Bridging Gaps in Women’s Health Research: The ENIGMA Neuroendocrinology Working Group

Speaker: Carina Heller (ENIGMA Neuroendocrinology Working Group)


The persistent neglect of women’s health in research poses a significant barrier to effective diagnostic and treatment strategies1. Despite efforts to include sex as a biological variable (SABV) and integrate sex and gender based analysis (SGBA) into study designs, inequalities persist in both research and medical practice2. Notably, female patients are more likely to experience adverse drug effects compared to their male counterparts3. Moreover, only 5% of neuroscience and psychiatry studies in 2019 statistically examined the influence of sex and gender, emphasizing the ongoing gap in understanding these critical factors4. Additionally, a funding disparity in research exists between conditions that predominantly affect women, such as premenstrual dysphoric disorder, and those that affect both men and women (NIH reporter search).


Sex hormones such as estrogens, androgens, and progesterone play a crucial role in shaping the female brain throughout the lifespan. Important organizational effects occur during perinatal stages and transition phases such as puberty and pregnancy5. Hormonal fluctuations exert both short-term and long-lasting effects on brain structure and function, influencing mental health and contributing to mood disturbances, especially during those transition periods6.

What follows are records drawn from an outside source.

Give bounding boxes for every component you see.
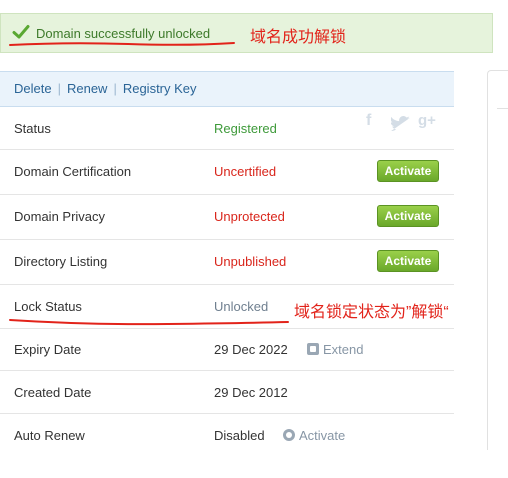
side-panel-divider bbox=[497, 108, 508, 109]
refresh-icon bbox=[283, 429, 295, 441]
created-label: Created Date bbox=[14, 385, 92, 400]
expiry-value: 29 Dec 2022 bbox=[214, 342, 288, 357]
twitter-bird-icon[interactable] bbox=[391, 116, 411, 132]
google-plus-icon[interactable]: g+ bbox=[418, 112, 436, 129]
privacy-row: Domain Privacy Unprotected Activate bbox=[0, 195, 454, 240]
certification-label: Domain Certification bbox=[14, 164, 132, 179]
privacy-label: Domain Privacy bbox=[14, 209, 106, 224]
activate-directory-button[interactable]: Activate bbox=[377, 250, 439, 272]
directory-value: Unpublished bbox=[214, 254, 287, 269]
registry-key-link[interactable]: Registry Key bbox=[123, 81, 197, 96]
side-panel bbox=[487, 70, 508, 450]
directory-row: Directory Listing Unpublished Activate bbox=[0, 240, 454, 285]
lock-status-label: Lock Status bbox=[14, 299, 82, 314]
status-row: Status Registered f g+ bbox=[0, 107, 454, 150]
auto-renew-label: Auto Renew bbox=[14, 428, 85, 443]
auto-renew-activate-link[interactable]: Activate bbox=[283, 428, 345, 443]
delete-link[interactable]: Delete bbox=[14, 81, 52, 96]
expiry-label: Expiry Date bbox=[14, 342, 82, 357]
toolbar-separator: | bbox=[113, 81, 117, 96]
lock-status-value: Unlocked bbox=[214, 299, 269, 314]
banner-annotation: 域名成功解锁 bbox=[250, 29, 347, 46]
extend-link[interactable]: Extend bbox=[307, 342, 363, 357]
domain-toolbar: Delete | Renew | Registry Key bbox=[0, 71, 454, 107]
auto-renew-activate-label: Activate bbox=[299, 428, 346, 443]
created-value: 29 Dec 2012 bbox=[214, 385, 288, 400]
renew-link[interactable]: Renew bbox=[67, 81, 107, 96]
privacy-value: Unprotected bbox=[214, 209, 285, 224]
status-value: Registered bbox=[214, 121, 277, 136]
toolbar-separator: | bbox=[57, 81, 61, 96]
expiry-row: Expiry Date 29 Dec 2022 Extend bbox=[0, 328, 454, 371]
certification-value: Uncertified bbox=[214, 164, 277, 179]
auto-renew-row: Auto Renew Disabled Activate bbox=[0, 414, 454, 457]
certification-row: Domain Certification Uncertified Activat… bbox=[0, 150, 454, 195]
extend-icon bbox=[307, 343, 319, 355]
activate-privacy-button[interactable]: Activate bbox=[377, 205, 439, 227]
banner-underline-annotation bbox=[9, 42, 235, 46]
auto-renew-value: Disabled bbox=[214, 428, 265, 443]
facebook-icon[interactable]: f bbox=[366, 112, 371, 130]
directory-label: Directory Listing bbox=[14, 254, 108, 269]
created-row: Created Date 29 Dec 2012 bbox=[0, 371, 454, 414]
activate-certification-button[interactable]: Activate bbox=[377, 160, 439, 182]
extend-label: Extend bbox=[323, 342, 364, 357]
lock-status-annotation: 域名锁定状态为”解锁“ bbox=[294, 304, 449, 321]
status-label: Status bbox=[14, 121, 51, 136]
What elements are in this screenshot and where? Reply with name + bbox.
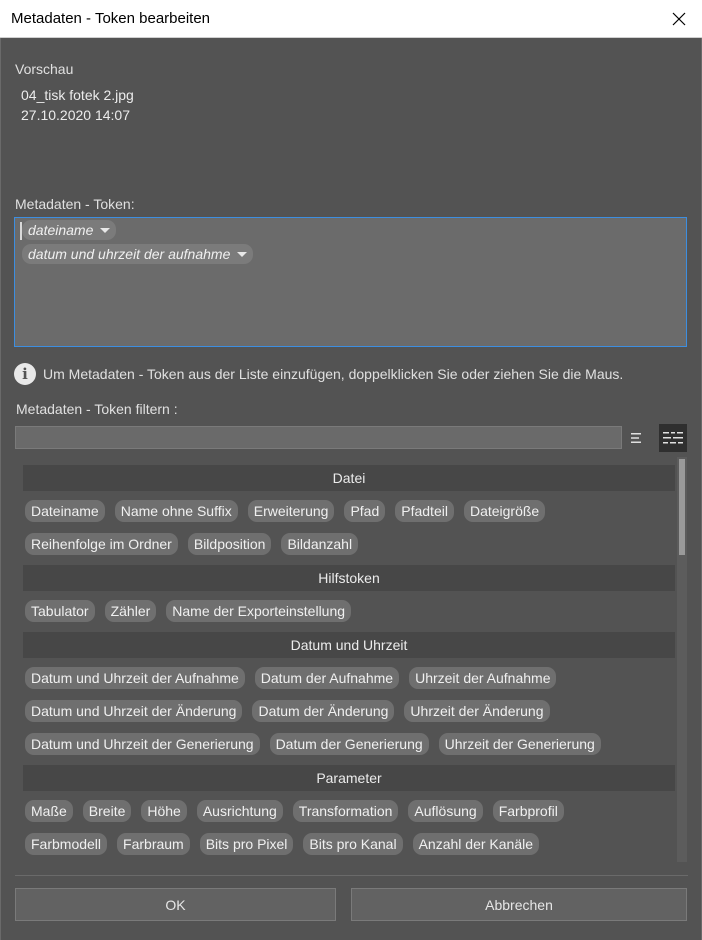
preview-label: Vorschau (15, 61, 74, 77)
token-item[interactable]: Pfad (344, 500, 386, 522)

The current state of research is at a pivotal crossroad, with advancements in technology and methods enabling researchers to investigate the biopsychological effects of sex hormones across a female’s lifespan. Recognizing the limitations of small, cross-sectional datasets in the past, the ENIGMA Neuroendocrinology Working Group emerges as a potent contributor to pool data from around the world, investigating the effects of hormones on the female brain in large datasets, particularly in under-studied conditions. The Lancet noted ENIGMA as an innovative model where “Crowdsourcing meets Neuroscience”7. By bridging historical data gaps and fostering collaboration, the scientific field moves closer to unlocking a deeper understanding of the biopsychological effects of hormones — a crucial step in promoting holistic healthcare for women across the lifespan.

References:
  1. Mauvais-Jarvis, F. et al. Sex and gender: modifiers of health, disease, and medicine. Lancet 396, 565–582 (2020).
  2. White, J., Tannenbaum, C., Klinge, I., Schiebinger, L. & Clayton, J. The Integration of Sex and Gender Considerations Into Biomedical Research: Lessons From International Funding Agencies. J. Clin. Endocrinol. Metab. 106, 3034 (2021).
  3. Karlsson Lind, L., Rydberg, D. M. & Schenck-Gustafsson, K. Sex and gender differences in drug treatment: experiences from the knowledge database Janusmed Sex and Gender. Biol. Sex Differ. 14, 1–4 (2023).
  4. Rechlin, R. K., Splinter, T. F. L., Hodges, T. E., Albert, A. Y. & Galea, L. A. M. An analysis of neuroscience and psychiatry papers published from 2009 and 2019 outlines opportunities for increasing discovery of sex differences. Nat. Commun. 2022 131 13, 1–14 (2022).
  5. Rehbein, E., Hornung, J., Sundström Poromaa, I. & Derntl, B. Shaping of the Female Human Brain by Sex Hormones: A Review. Neuroendocrinology 111, 183–206 (2021).
  6. Barth, C., Crestol, A., Lange, A.-M. G. de & Galea, L. A. M. Sex steroids and the female brain across the lifespan: insights into risk of depression and Alzheimer’s disease. Lancet Diabetes Endocrinol. 0, (2023).
  7. Mohammadi, D. ENIGMA: crowdsourcing meets neuroscience. Lancet. Neurol. 14, 462–463 (2015).


Learning Objectives:

  • Provide a state-of-the-art overview on how large open datasets were created - providing insight to those who plan to build their own large open neuroimaging datasets.
  • Shine a light on the need for further representative samples, from which to draw general conclusions about the mechanisms underlying human brain structure and function. For this it will highlight the various open datasets that are already available globally.
  • Provide considerable practical guidance for ECRs and more established researchers on how to start using these databases, and examples on how their use can supplement and enhance smaller, more targeted research studies.